The D major is another troublesome chord for beginners. The good news is that you will find it manageable when you memorize this guide. Failure to curl your third finger properly as you strum the second string is a common mistake in playing this chord. This failure results in an improper ringing of the first string. Remember to avoid the fifth and sixth strings as you play the top four for a D major. If you do this, then you are on your way to writing catchy lyrics and playing the chords to the desired flavor.

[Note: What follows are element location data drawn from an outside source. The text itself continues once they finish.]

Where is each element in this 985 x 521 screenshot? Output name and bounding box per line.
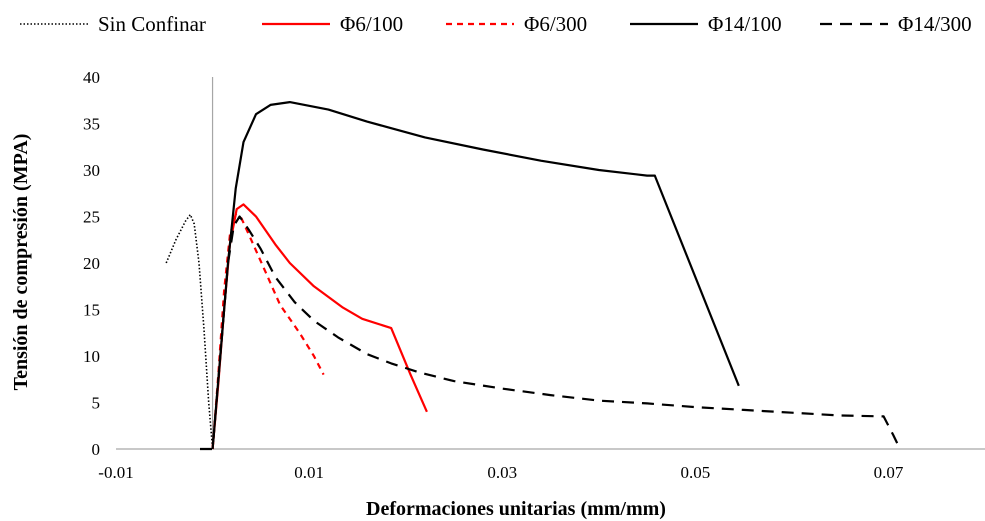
series-line <box>211 213 325 450</box>
series-line <box>165 213 214 450</box>
y-tick-label: 40 <box>83 68 100 87</box>
y-tick-label: 30 <box>83 161 100 180</box>
series-line <box>200 215 901 451</box>
y-tick-label: 5 <box>92 394 101 413</box>
x-tick-label: 0.05 <box>680 463 710 482</box>
legend-label: Φ6/300 <box>524 12 587 36</box>
legend-label: Sin Confinar <box>98 12 206 36</box>
x-tick-label: 0.01 <box>294 463 324 482</box>
legend: Sin Confinar Φ6/100 Φ6/300 Φ14/100 Φ14/300 <box>20 12 972 36</box>
x-tick-label: 0.07 <box>874 463 904 482</box>
y-tick-label: 35 <box>83 115 100 134</box>
axes: 0 5 10 15 20 25 30 35 40 -0.01 0.01 0.03 0.05 0.07 <box>83 68 985 482</box>
x-tick-label: -0.01 <box>98 463 133 482</box>
y-axis-title: Tensión de compresión (MPA) <box>10 134 32 391</box>
plot-area <box>165 100 901 451</box>
y-tick-label: 20 <box>83 254 100 273</box>
legend-label: Φ14/300 <box>898 12 972 36</box>
x-tick-label: 0.03 <box>487 463 517 482</box>
legend-label: Φ14/100 <box>708 12 782 36</box>
legend-label: Φ6/100 <box>340 12 403 36</box>
y-tick-label: 25 <box>83 208 100 227</box>
series-line <box>211 100 740 450</box>
x-axis-title: Deformaciones unitarias (mm/mm) <box>366 498 666 520</box>
y-tick-label: 10 <box>83 347 100 366</box>
y-tick-label: 0 <box>92 440 101 459</box>
series-line <box>211 203 428 450</box>
y-tick-label: 15 <box>83 301 100 320</box>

Move the A minor chord to the fifth, fourth, and third strings. What do you have? The E major chord. Alternatively, you can achieve this chord by introducing the first finger to the third string’s first fret.
For proper second string ringing, ensure that you properly curl your first finger by holding down the third string’s first fret. You might find it necessary to reverse your third and second fingers as you try playing this chord. Find your easiest alternative, and enjoy playing the guitar.
By now, you must have noted that your ability to curl your fingers determines how appropriate the chord will sound. Haven’t you? This is the case with the G major chord. For the fourth open string to ring clearly, you must concentrate on having your first finger curled.
Play the G major by using any of your fourth, second, or third finger on the first, fifth, or sixth string respectively. This configuration ensures that movement to C major is a lot easier.
If you happen to have mastered the E major, then you as well have known how to play the A minor. You simply need to move the whole E major chord shape over a string. Ensure that you curl the first finger to allow the open first string to ring clearly. As you strum the A minor, the open sixth string should not be played.
The A minor chord also shares two fingers with the C major. As you switch to A minor from C major, your third finger should be lifted up then moved to the second fret of the third string. The third finger can freely strum the required string when your second finger is slightly scooted back.
It is not uncommon to reverse your third and second fingers as you play this chord. Either way, you will end up with a clear A minor chord sound.
This chord is also fairly simple. Do not fall under the group of beginner guitarists who find it troublesome. Be keen as you third finger rests on the second string. It is wise to curl this finger properly so that the first string can ring right. Here, you only need to strum the top four strings.
If you learn these chords by applying them to music, you will enhance your mastery. The best way is starting off with songs which have used three chords. You then can try four-chord songs after you have mastered how to play and switch between chords with comfort.
Focus on these general tips as you practice the above chords;
- Guitar strings should be pressed with the tip of each finger
- All three knuckles must be bent
- Put enough pressure on the strings
- The fingers must be close to frets
- Your finger should not mute the string below the one you are playing
- Do not rest the thumb on top of the guitar neck, but rather on its back
- Ensure clear and clean string note sounds before practicing
- Begin with the G-C-D chord song when practicing
- Try switching between chords
- Make the practice a daily activity
Have a fruitful experience practicing the chords.